Hi folks,

Another design question is whether we should include the full resource
(e.g. full network map/cost map) when the SSE stream is first initiated.

The advantage of doing so is that the server does not need to keep any old
version of the resources. The full map the server first sends to the client
will always be updated, and the updates come when they become available.

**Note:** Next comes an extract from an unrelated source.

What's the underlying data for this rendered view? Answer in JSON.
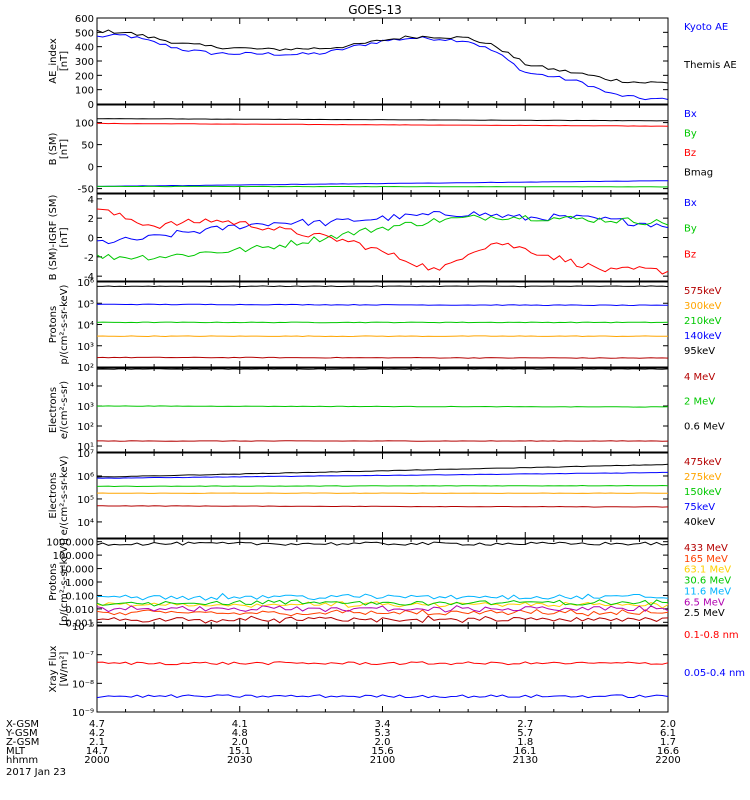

It also has the following disadvantage:
(1) Modularity: SSE streams are for incremental updates, it carries a
different functionality than full resource requests;
(2) Space efficiency: to reduce the payload for the SSE stream, it would be
nice not to do that. It is conceivable that the client fetches the full
resource somewhere else and then ask for incremental updates via HTTP SSE
stream.


If we do not send the full resource via SSE, the client needs to request
for incremental updates with resource-id and version-tag. there are two
possible extreme solutions:
(1) the laziest: The server accepts the request that have the most recent
version-tag; if the version-tag is not the most update version, the server
simply rejects this request.
(2) the most costly: The server remembers all history of all resources,
when the client requests with a resource-id and vtag, the server accepts
the connection, and immediately send out patches to "catch the client up."


*Example:*
Notate version tags as vi, e.g. v0, v1, v2, etc. And the patches that
updates vi to vj as patch(vi->vj) where vi is the old tag and vj is the new
tag.

Say the current network map is v3. Client 1 requests incr updates with
{"resource-id":"my-networkmap", "tag":"v0"} and Client 2 requests incr
updates with {"resource-id":"my-networkmap", "tag":"v3"}. The lazy server
would reject the request from client 1 and accepts that from client 2. The
costly server would accept both request and send patch(v0->v3)


Another possible solution is a hybrid of the two extremes. The server keeps
a patch that can update the resource from vi to vj, and accepts requests
that has vtag vk such that i<=k<=j.

Because of the JSON merge-patch replacement property, applying patch(*vi*->vj)
would update vk to vj. No matter what vtag vk the request comes in with,
the server accepts if i<=k<=j, and immediately sends patch(vi->vj) via the
stream. This will update the client's resource to the most updated version.
The subsequent updates will be pushed as they become available.The window
of [i, j] can be determined by the server, according to time or storage
constraints.

You comments would be much appreciated. Thank you!